A departure from her signature line paintings on flat, saturated backgrounds––like those exhibited at the Menil Collection––the paintings shown in “Conflux” depict gradients of color created by layering washes of oil paint onto linen canvas. Jaramillo often tests the physical limits of medium and form in her work, using the thinnest possible paint or the most delicate fibers to construct a piece, or by painting impossibly uniform and razor-thin lines. Above all, what unifies Jaramillo’s practice is a curiosity and experimentation in materiality, and the ability to distill an idea or image down to its simplest form, while retaining significance.

Virginia Jaramillo
Site No. 3, 51.1789° S, 1.8262° W, 2018
Hales Gallery
Virginia Jaramillo
Birth of Venus, 1979
Hales Gallery

During the month of September when her two exhibitions opened, Jaramillo’s artist page on Artsy saw a 46,600% increase in monthly visitors from search, and an 800% increase in artwork inquiries on the platform. An established artist, her work has been exhibited at institutions such as the Los Angeles County Museum of Art, the Whitney Museum of American Art, the Hammer Museum, and the Brooklyn Museum; it also sits in major public collections including the Metropolitan Museum of Art, the Menil Collection, the Peréz Art Museum Miami, and Museo Rufino Tamayo.

—Juliana Lopez


Tariku Shiferaw

B. 1983, Addis Ababa. Lives and works in New York.

Tariku Shiferaw
Get Me Home (Foxy Brown), 2020
False Flag

In late October, Galerie Lelong & Co. announced its representation of Tariku Shiferaw. The Ethiopian-American artist creates densely layered, geometric works that explore the structures and hierarchies present in both painting and society. He focuses on the implications of “mark-making” and has said that it “reveals the thinker behind the gesture—an evidence of prior markings of ideas and self onto the space.” By creating works that stack thick horizontal marks, rendered in spray paint, acrylic, and at times composed of wood, Shiferaw interrogates the act of painting itself.
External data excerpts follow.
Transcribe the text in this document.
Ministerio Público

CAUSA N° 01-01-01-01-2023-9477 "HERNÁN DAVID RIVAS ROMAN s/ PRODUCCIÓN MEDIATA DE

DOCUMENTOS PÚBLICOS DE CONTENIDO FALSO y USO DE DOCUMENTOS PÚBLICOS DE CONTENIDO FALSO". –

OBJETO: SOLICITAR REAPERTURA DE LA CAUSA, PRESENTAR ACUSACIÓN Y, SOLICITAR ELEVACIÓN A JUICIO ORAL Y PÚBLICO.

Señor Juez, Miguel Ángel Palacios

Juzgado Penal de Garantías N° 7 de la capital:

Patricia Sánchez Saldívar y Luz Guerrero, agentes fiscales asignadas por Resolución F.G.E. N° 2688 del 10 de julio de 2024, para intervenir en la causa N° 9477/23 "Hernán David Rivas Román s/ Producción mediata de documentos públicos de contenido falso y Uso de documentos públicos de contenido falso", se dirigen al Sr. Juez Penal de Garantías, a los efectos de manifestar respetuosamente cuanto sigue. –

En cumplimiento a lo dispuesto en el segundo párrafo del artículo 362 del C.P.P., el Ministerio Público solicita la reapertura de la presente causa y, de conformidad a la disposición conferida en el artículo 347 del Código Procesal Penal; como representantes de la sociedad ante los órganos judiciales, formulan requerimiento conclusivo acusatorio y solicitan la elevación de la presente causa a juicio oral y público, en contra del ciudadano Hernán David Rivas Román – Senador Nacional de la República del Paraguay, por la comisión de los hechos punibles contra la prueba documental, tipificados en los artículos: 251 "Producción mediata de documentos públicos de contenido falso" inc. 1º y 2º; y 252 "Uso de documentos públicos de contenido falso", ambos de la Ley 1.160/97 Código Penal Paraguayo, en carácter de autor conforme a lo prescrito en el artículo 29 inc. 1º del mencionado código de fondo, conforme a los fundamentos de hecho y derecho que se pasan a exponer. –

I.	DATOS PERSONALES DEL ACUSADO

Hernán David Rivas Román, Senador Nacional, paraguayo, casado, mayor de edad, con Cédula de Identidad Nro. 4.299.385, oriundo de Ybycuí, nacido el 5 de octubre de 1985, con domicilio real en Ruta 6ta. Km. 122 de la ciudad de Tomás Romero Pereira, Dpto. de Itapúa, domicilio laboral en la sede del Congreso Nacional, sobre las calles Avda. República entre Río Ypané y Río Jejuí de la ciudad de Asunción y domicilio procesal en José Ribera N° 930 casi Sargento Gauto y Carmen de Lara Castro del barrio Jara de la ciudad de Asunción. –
Shiferaw further deconstructs the medium by incorporating ready-made objects, such as wooden crates and sweatshirts, into his installations. In works like Money (Cardi B) (2018), Shiferaw’s signature stacked marks are found on the object itself—a wooden crate—which he then adorns with spray painted marks and price tags.
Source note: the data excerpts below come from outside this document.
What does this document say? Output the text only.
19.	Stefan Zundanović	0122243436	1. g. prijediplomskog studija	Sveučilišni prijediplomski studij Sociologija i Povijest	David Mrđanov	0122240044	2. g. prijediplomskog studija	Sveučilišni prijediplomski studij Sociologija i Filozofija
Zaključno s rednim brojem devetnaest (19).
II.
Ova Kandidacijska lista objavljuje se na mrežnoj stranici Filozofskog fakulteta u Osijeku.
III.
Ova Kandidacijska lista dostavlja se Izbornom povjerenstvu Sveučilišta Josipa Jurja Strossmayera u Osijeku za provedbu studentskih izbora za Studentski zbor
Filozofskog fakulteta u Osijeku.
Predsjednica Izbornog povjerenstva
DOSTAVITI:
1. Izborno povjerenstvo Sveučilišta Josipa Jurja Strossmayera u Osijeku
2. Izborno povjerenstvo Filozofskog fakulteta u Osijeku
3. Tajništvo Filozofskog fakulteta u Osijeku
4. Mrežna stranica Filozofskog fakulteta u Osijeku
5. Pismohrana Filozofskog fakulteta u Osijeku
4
Much of Shiferaw’s works pays homage to Black musicians; contemporary titans of rap appear alongside the icons of jazz, blues, and R&B in the titles of his works. King Kunta (Kendrick Lamar) (2016) uses plastic as its canvas; bright blue spray-painted marks line the piece, which falls down the wall, calling to mind Sam Gilliam’s draped canvases.

Since earning his MFA from Parsons in 2015, Shiferaw has steadily gained recognition. In the last couple of years, he has mounted solo shows in London at Addis Fine Art, as well as in Miami at the Untitled Art Fair and at Brooklyn’s Anthony Philip Fine Art and Cathouse Proper galleries. Shiferaw participated in the 2017 Whitney Biennial as part of the Occupy Museums’ Debtfair project and was also in the independent study program at the institution. He is currently a participant of Open Sessions at the Drawing Center and artist in residence at the LES Studio Program. He will have his first solo exhibition with Galerie Lelong next spring.

—Sarah Dotson


Tiffany Alfonseca

B. 1994, the Bronx. Lives and works in the Bronx.

Multimedia artist Tiffany Alfonseca received her BFA from the School of Visual Arts just this year, but her work is already in the collection of the Pérez Art Museum Miami and Swizz Beatz and Alicia Keys’s Dean Art Collection. Most recently, Alfonseca was featured in a two-person show, “Como Nosotros Somos,” with fellow Afro-Dominican American artist Raelis Vasquez at New Image Gallery. By the end of the exhibition’s run in October, inquiries on Artsy for Alfonseca’s work had increased by more than 600%.

Alfonseca often places her dark-skinned figures against pastel pink and baby-blue backdrops to create a visual language uniquely her own, as seen in What A Real Barbie Looks Like and The Black Woman (both 2018). The color palettes and compositions of Alfonseca’s scenes are nostalgic of her upbringing surrounded by plants and her mother’s inclination towards bold colors. While considering W.E.B. DuBois’s theory of double consciousness, Alfonseca’s oeuvre celebrates Black and Afro-Latinx diasporic people. In I Hope My Blackness Offends You (2018), for example, Alfonseca speaks to the colorism and anti-Blackness she’s witnessed in the Latinx community, and responds defiantly and confidently.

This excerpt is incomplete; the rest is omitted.